Sun,Dec 22,2013 19 Tevet 5774
To the Editors:Avishai Margalit errs in his book review essay [“Palestine: How Bad, & Good, Was British Rule?,” NYR, February 7]. He writes that the League of Nations Mandate over Palestine conferred on Britain was to prepare the country “to be a ‘national home for the Jews,’ without ‘impairing the civil and religious rights of the indigenous Arab people.’”That is quite wrong as the Mandate decision does not include the phrase “indigenous Arab people.” The phrase that actually appears is: “nothing should be done which might prejudice the civil and religious rights of existing non-Jewish communities in Palestine.” Arabs, as such, are not mentioned. Political rights were the prerogative of the Jewish people. Residency rights, religious rights, personal liberty rights were to be assured. But nothing more than that and certainly no state which was to be established in the territory of Transjordan, partitioned from the original Mandate area in 1922.

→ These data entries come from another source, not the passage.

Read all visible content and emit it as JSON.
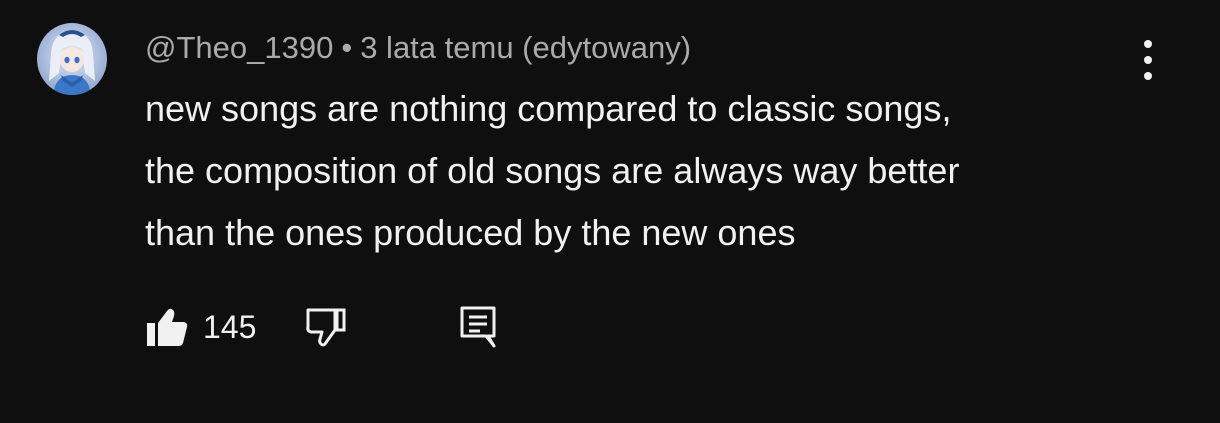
{
  "comment": {
    "author": "@Theo_1390",
    "separator": "•",
    "timestamp": "3 lata temu (edytowany)",
    "text_lines": [
      "new songs are nothing compared to classic songs,",
      "the composition of old songs are always way better",
      "than the ones produced by the new ones"
    ],
    "like_count": "145"
  },
  "icons": {
    "avatar": "avatar-image",
    "more": "more-vert-icon",
    "like": "thumbs-up-filled-icon",
    "dislike": "thumbs-down-outline-icon",
    "reply": "comment-reply-icon"
  },
  "colors": {
    "background": "#0f0f0f",
    "primary_text": "#f1f1f1",
    "secondary_text": "#aaaaaa"
  }
}
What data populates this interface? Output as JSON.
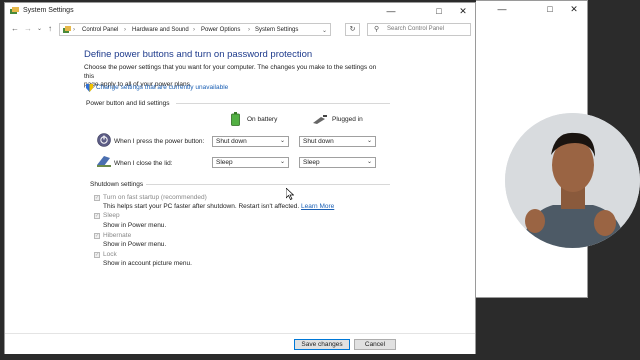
{
  "window": {
    "title": "System Settings"
  },
  "address_bar": {
    "breadcrumbs": [
      "Control Panel",
      "Hardware and Sound",
      "Power Options",
      "System Settings"
    ],
    "search_placeholder": "Search Control Panel"
  },
  "page": {
    "heading": "Define power buttons and turn on password protection",
    "description_line1": "Choose the power settings that you want for your computer. The changes you make to the settings on this",
    "description_line2": "page apply to all of your power plans.",
    "change_settings_link": "Change settings that are currently unavailable"
  },
  "power_section": {
    "title": "Power button and lid settings",
    "col_battery": "On battery",
    "col_plugged": "Plugged in",
    "rows": [
      {
        "label": "When I press the power button:",
        "battery": "Shut down",
        "plugged": "Shut down"
      },
      {
        "label": "When I close the lid:",
        "battery": "Sleep",
        "plugged": "Sleep"
      }
    ]
  },
  "shutdown_section": {
    "title": "Shutdown settings",
    "items": [
      {
        "label": "Turn on fast startup (recommended)",
        "desc": "This helps start your PC faster after shutdown. Restart isn't affected.",
        "link": "Learn More",
        "checked": true
      },
      {
        "label": "Sleep",
        "desc": "Show in Power menu.",
        "checked": true
      },
      {
        "label": "Hibernate",
        "desc": "Show in Power menu.",
        "checked": true
      },
      {
        "label": "Lock",
        "desc": "Show in account picture menu.",
        "checked": true
      }
    ]
  },
  "footer": {
    "save": "Save changes",
    "cancel": "Cancel"
  },
  "colors": {
    "heading": "#1e3b8c",
    "link": "#1a5fb4",
    "accent": "#0078d7"
  }
}
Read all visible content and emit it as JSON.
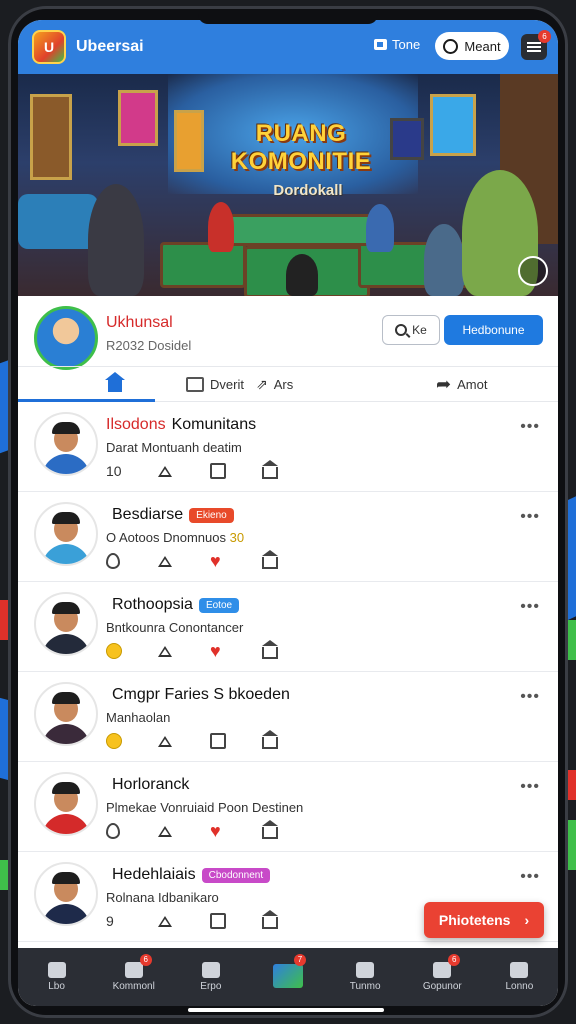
{
  "header": {
    "app_name": "Ubeersai",
    "toggle_label": "Tone",
    "button_label": "Meant",
    "menu_badge": "6",
    "colors": {
      "bar": "#2f7fde",
      "accent_red": "#e63a2e"
    }
  },
  "hero": {
    "title": "RUANG KOMONITIE",
    "subtitle": "Dordokall"
  },
  "profile": {
    "name": "Ukhunsal",
    "subtitle": "R2032 Dosidel",
    "search_label": "Ke",
    "primary_button": "Hedbonune"
  },
  "tabs": [
    {
      "label": "",
      "icon": "home-icon"
    },
    {
      "label": "Dverit",
      "icon": "message-icon"
    },
    {
      "label": "Ars",
      "icon": "share-icon"
    },
    {
      "label": "Amot",
      "icon": "forward-icon"
    }
  ],
  "posts": [
    {
      "title_accent": "Ilsodons",
      "title_rest": "Komunitans",
      "badge": "",
      "subtitle": "Darat Montuanh deatim",
      "count": "10",
      "actions": [
        "count",
        "triangle",
        "box",
        "house"
      ],
      "body_color": "#2b6cc4"
    },
    {
      "title_accent": "",
      "title_rest": "Besdiarse",
      "badge": "Ekieno",
      "badge_color": "#e84a2a",
      "subtitle": "O Aotoos Dnomnuos",
      "subtitle_emoji": "30",
      "count": "",
      "actions": [
        "drop",
        "triangle",
        "heart",
        "house"
      ],
      "body_color": "#3aa0d8"
    },
    {
      "title_accent": "",
      "title_rest": "Rothoopsia",
      "badge": "Eotoe",
      "badge_color": "#2f8ee8",
      "subtitle": "Bntkounra Conontancer",
      "count": "",
      "actions": [
        "smile",
        "triangle",
        "heart",
        "house"
      ],
      "body_color": "#232a3a"
    },
    {
      "title_accent": "",
      "title_rest": "Cmgpr Faries S bkoeden",
      "badge": "",
      "subtitle": "Manhaolan",
      "count": "",
      "actions": [
        "smile",
        "triangle",
        "box",
        "house"
      ],
      "body_color": "#3a2a3a"
    },
    {
      "title_accent": "",
      "title_rest": "Horloranck",
      "badge": "",
      "subtitle": "Plmekae Vonruiaid Poon Destinen",
      "count": "",
      "actions": [
        "drop",
        "triangle",
        "heart",
        "house"
      ],
      "body_color": "#d42a2a"
    },
    {
      "title_accent": "",
      "title_rest": "Hedehlaiais",
      "badge": "Cbodonnent",
      "badge_color": "#c84ac8",
      "subtitle": "Rolnana Idbanikaro",
      "count": "9",
      "actions": [
        "count",
        "triangle",
        "box",
        "house"
      ],
      "body_color": "#1e2a4a"
    }
  ],
  "fab": {
    "label": "Phiotetens"
  },
  "bottom_nav": [
    {
      "label": "Lbo",
      "icon": "home-icon",
      "badge": ""
    },
    {
      "label": "Kommonl",
      "icon": "edit-icon",
      "badge": "6"
    },
    {
      "label": "Erpo",
      "icon": "search-icon",
      "badge": ""
    },
    {
      "label": "",
      "icon": "create-icon",
      "badge": "7"
    },
    {
      "label": "Tunmo",
      "icon": "chat-icon",
      "badge": ""
    },
    {
      "label": "Gopunor",
      "icon": "notification-icon",
      "badge": "6"
    },
    {
      "label": "Lonno",
      "icon": "profile-icon",
      "badge": ""
    }
  ]
}
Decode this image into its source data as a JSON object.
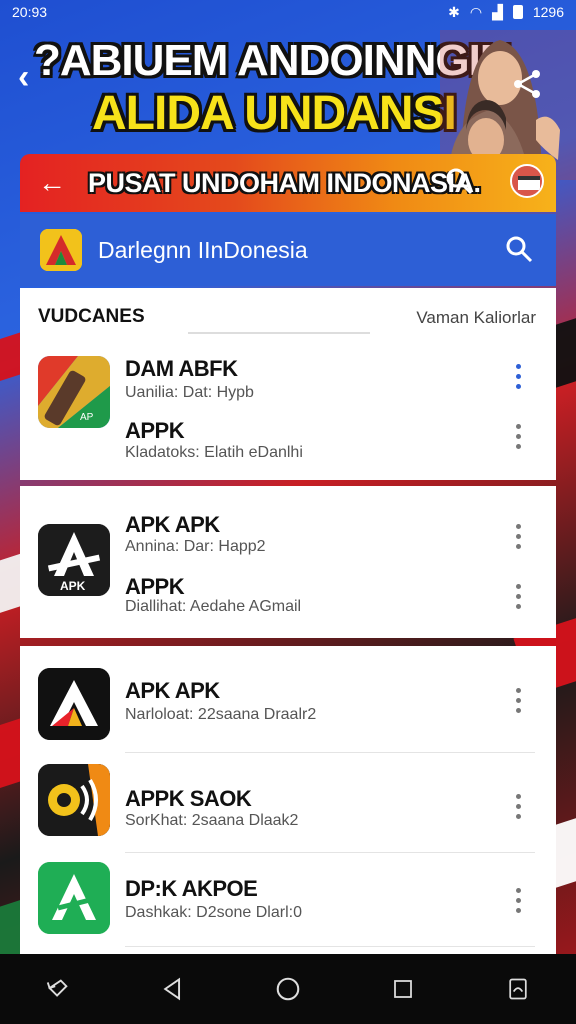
{
  "status": {
    "time": "20:93",
    "right_time": "1296"
  },
  "banner": {
    "line1": "?ABIUEM ANDOINNGIN",
    "line2": "ALIDA UNDANSI ?"
  },
  "app_header": {
    "title": "PUSAT UNDOHAM INDONASIA."
  },
  "search_bar": {
    "text": "Darlegnn IInDonesia"
  },
  "section": {
    "title": "VUDCANES",
    "right_label": "Vaman Kaliorlar"
  },
  "items": [
    {
      "title": "DAM ABFK",
      "subtitle": "Uanilia: Dat: Hypb"
    },
    {
      "title": "APPK",
      "subtitle": "Kladatoks: Elatih eDanlhi"
    },
    {
      "title": "APK APK",
      "subtitle": "Annina: Dar: Happ2"
    },
    {
      "title": "APPK",
      "subtitle": "Diallihat: Aedahe AGmail"
    },
    {
      "title": "APK APK",
      "subtitle": "Narloloat: 22saana Draalr2"
    },
    {
      "title": "APPK SAOK",
      "subtitle": "SorKhat: 2saana Dlaak2"
    },
    {
      "title": "DP:K AKPOE",
      "subtitle": "Dashkak: D2sone Dlarl:0"
    }
  ],
  "icon_label": {
    "apk": "APK",
    "ap": "AP"
  },
  "icons": {
    "back": "back-arrow-icon",
    "share": "share-icon",
    "search": "search-icon",
    "more": "more-vert-icon",
    "nav": [
      "rotate-icon",
      "back-triangle-icon",
      "home-circle-icon",
      "recents-square-icon",
      "screenshot-icon"
    ]
  },
  "colors": {
    "accent_blue": "#2d5fd6",
    "header_red": "#e42222",
    "header_orange": "#f7b21a",
    "banner_yellow": "#f7e21a"
  }
}
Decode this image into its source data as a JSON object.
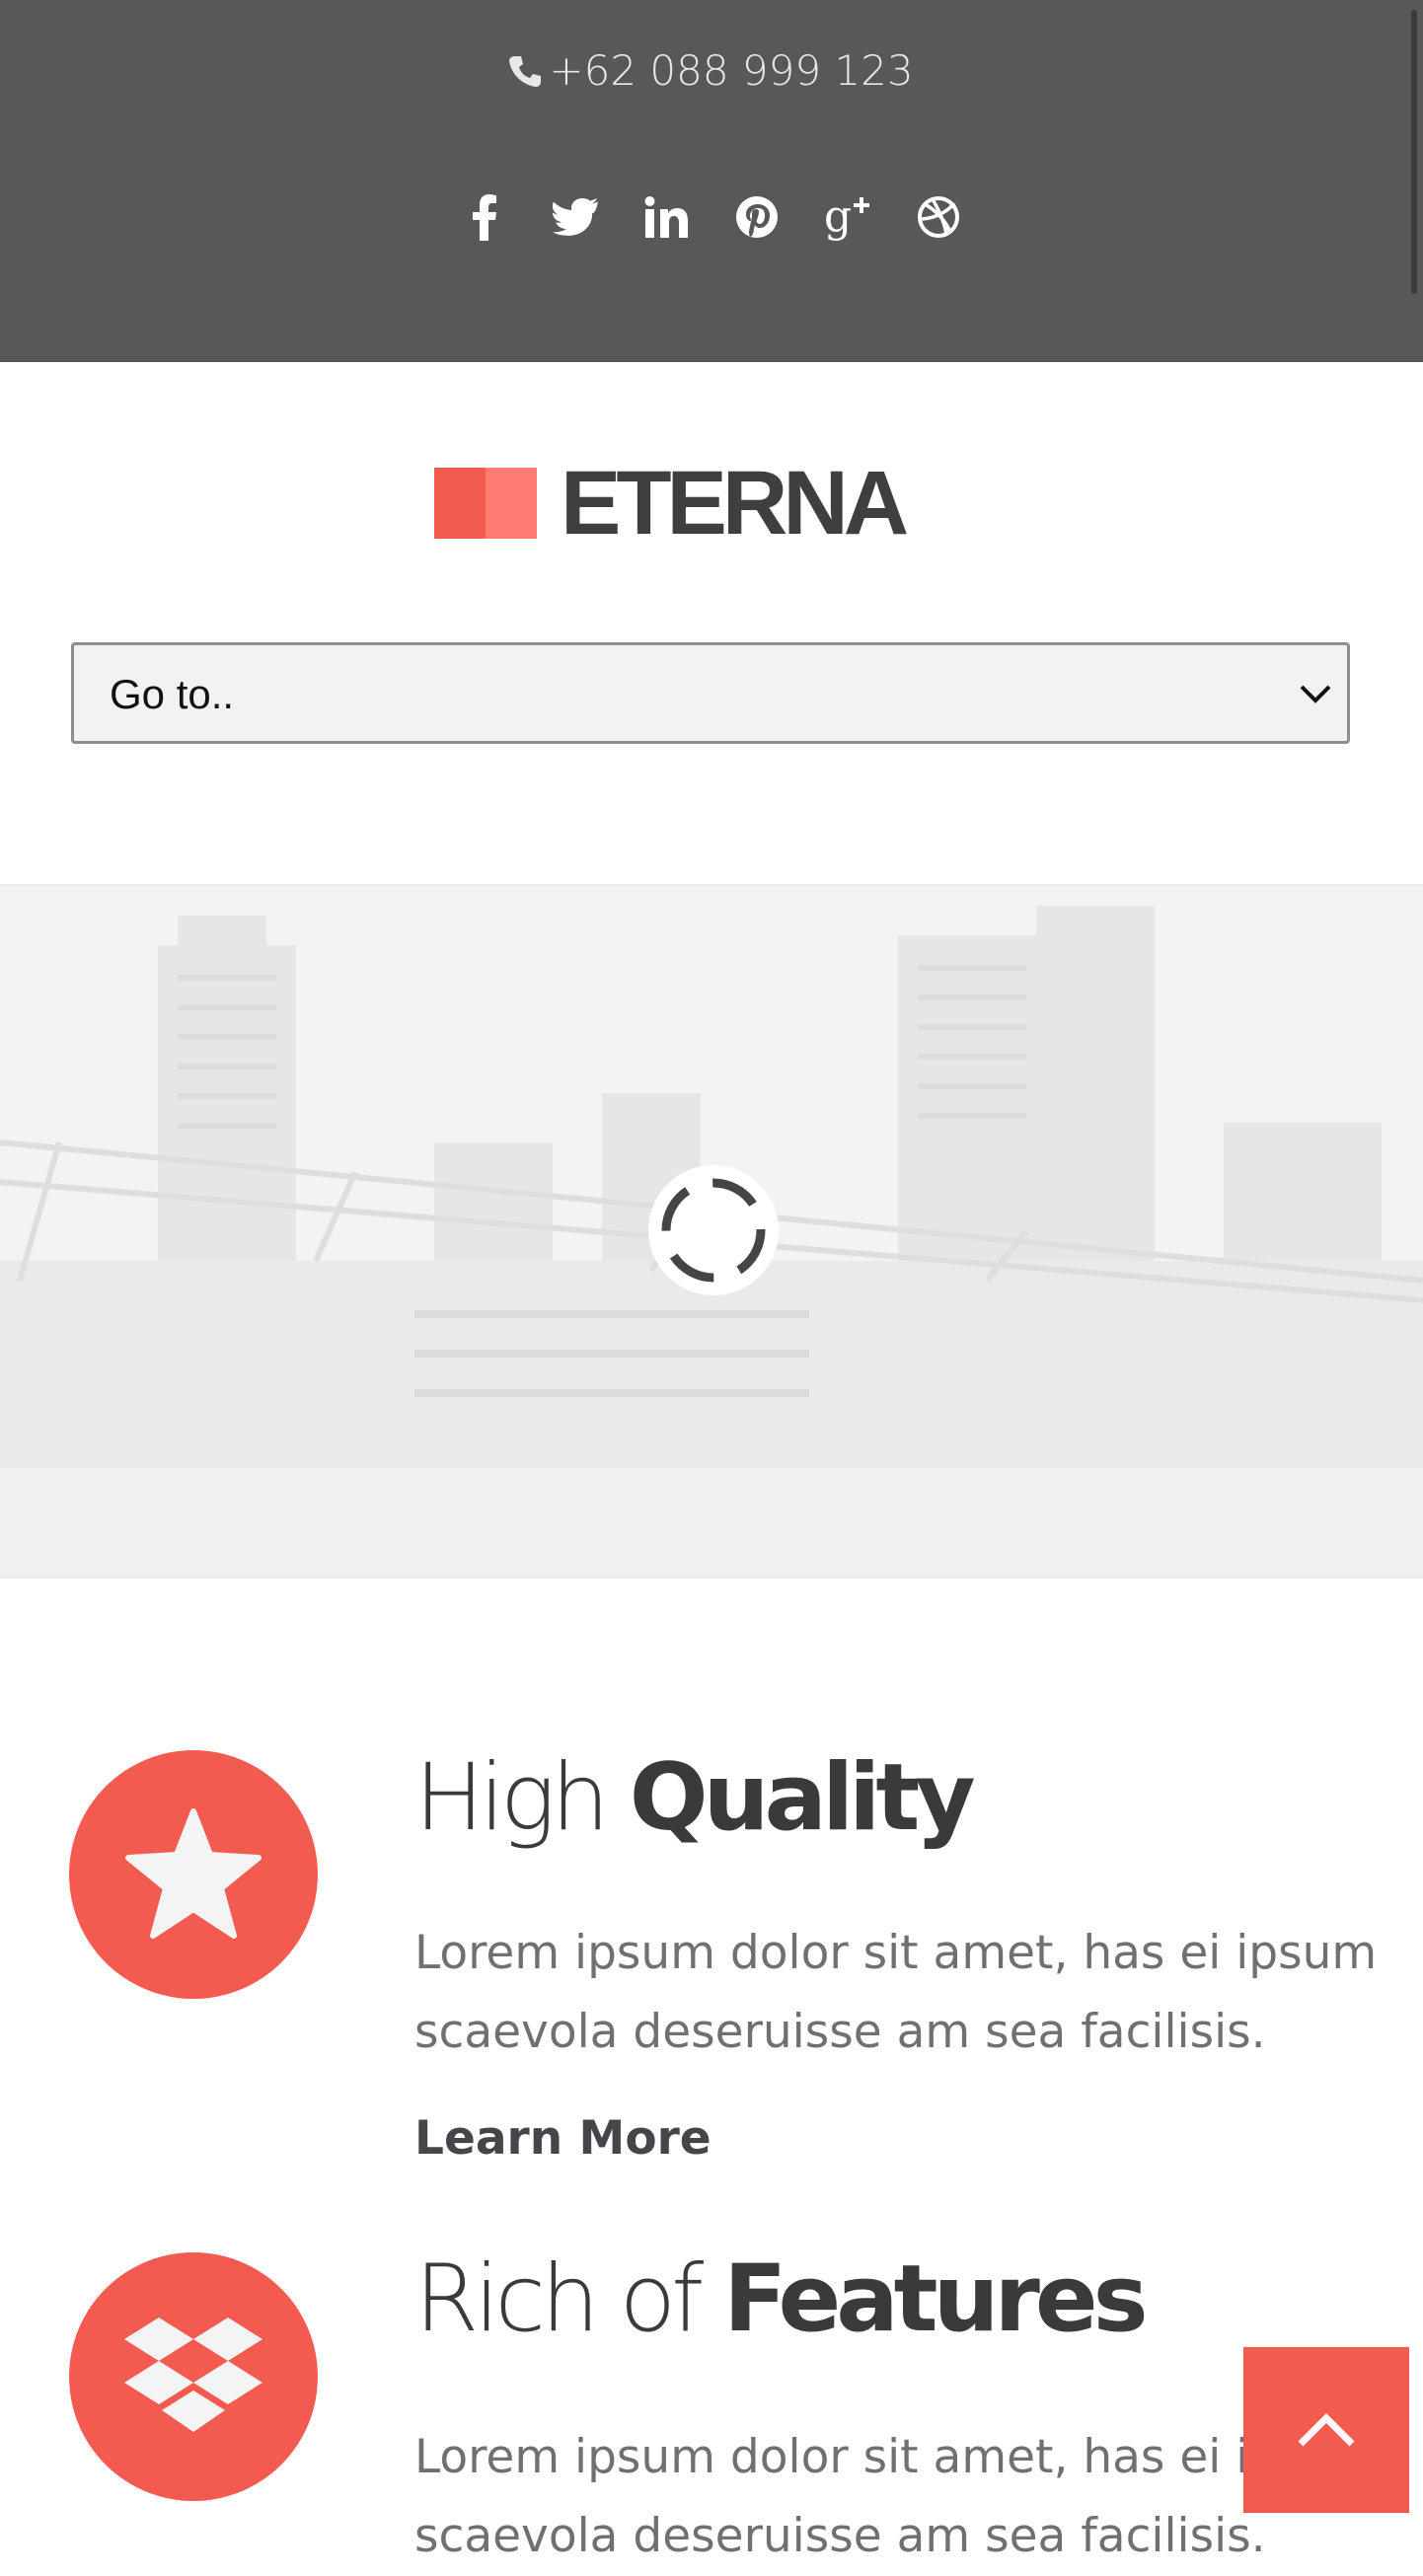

Yisrael Medad is right about the wording of the League of Nations’ Mandate document. But since the “indigenous Arab people” (my expression) and “non-Jewish communities in Palestine” (the Mandate document expression) are coextensive, apart from 1 percent of others, it is a difference that makes no difference.If wording counts, it is more important to remark that the Mandate document doesn’t mention “political rights” for the Jewish people in Palestine. The only reference to “political rights” is the rights of “Jews in any other country.” The expression “national home” lacks any juridical meaning, unlike, say, home rule. The Mandate document deliberately left vague what the rights of the Jews in Palestine are. It is Medad who gives prerogative political rights to the Jews in Palestine rather than the wording of the Mandate.The interpretation Medad gives to the Mandate expression “civil rights” as confined to residency rights and personal liberty rights is again of his making. There is no reason to believe that “civil rights” in the Mandate document meant to preclude the rights of the non-Jews to citizenship in any future state in Palestine.
In Avishai Margalit's reply to me, admitting his error, he impugns to me an opinion I did not express nor, to make clear, do I hold, when he writes "There is no reason to believe that “civil rights” in the Mandate document meant to preclude the rights of the non-Jews to citizenship in any future state in Palestine", ("Palestine: What the Mandate Said", March 7, 2013).My point was that that "future state in Palestine", at least west of the Jordan River, was to be a Jewish one. An Arab state in historic Palestine was not at all contemplated. However, due to Arab terror in Jerusalem in April 1920, when Jews were killed, and other violent agitation, Winston Churchill, as Minister of Colonies, decided during March 1921 to truncate the original Jewish National Home area. He created an Arab emirate in Transjordan and prohibited Jews from either owning land or settling there, a policy the League of Nations agreed to but only as a form of postponement (Article 25 of the 1922 Mandate decision). That policy surely discriminated against and precluded the rights of Jews who were indigenous to the country living in Hebron, Gaza, Nablus (Shchem) and Jerusalem for centuries. The future ruling family of what eventually became the Kingdom of Jordan, incidentally, originated in Saudi Arabia.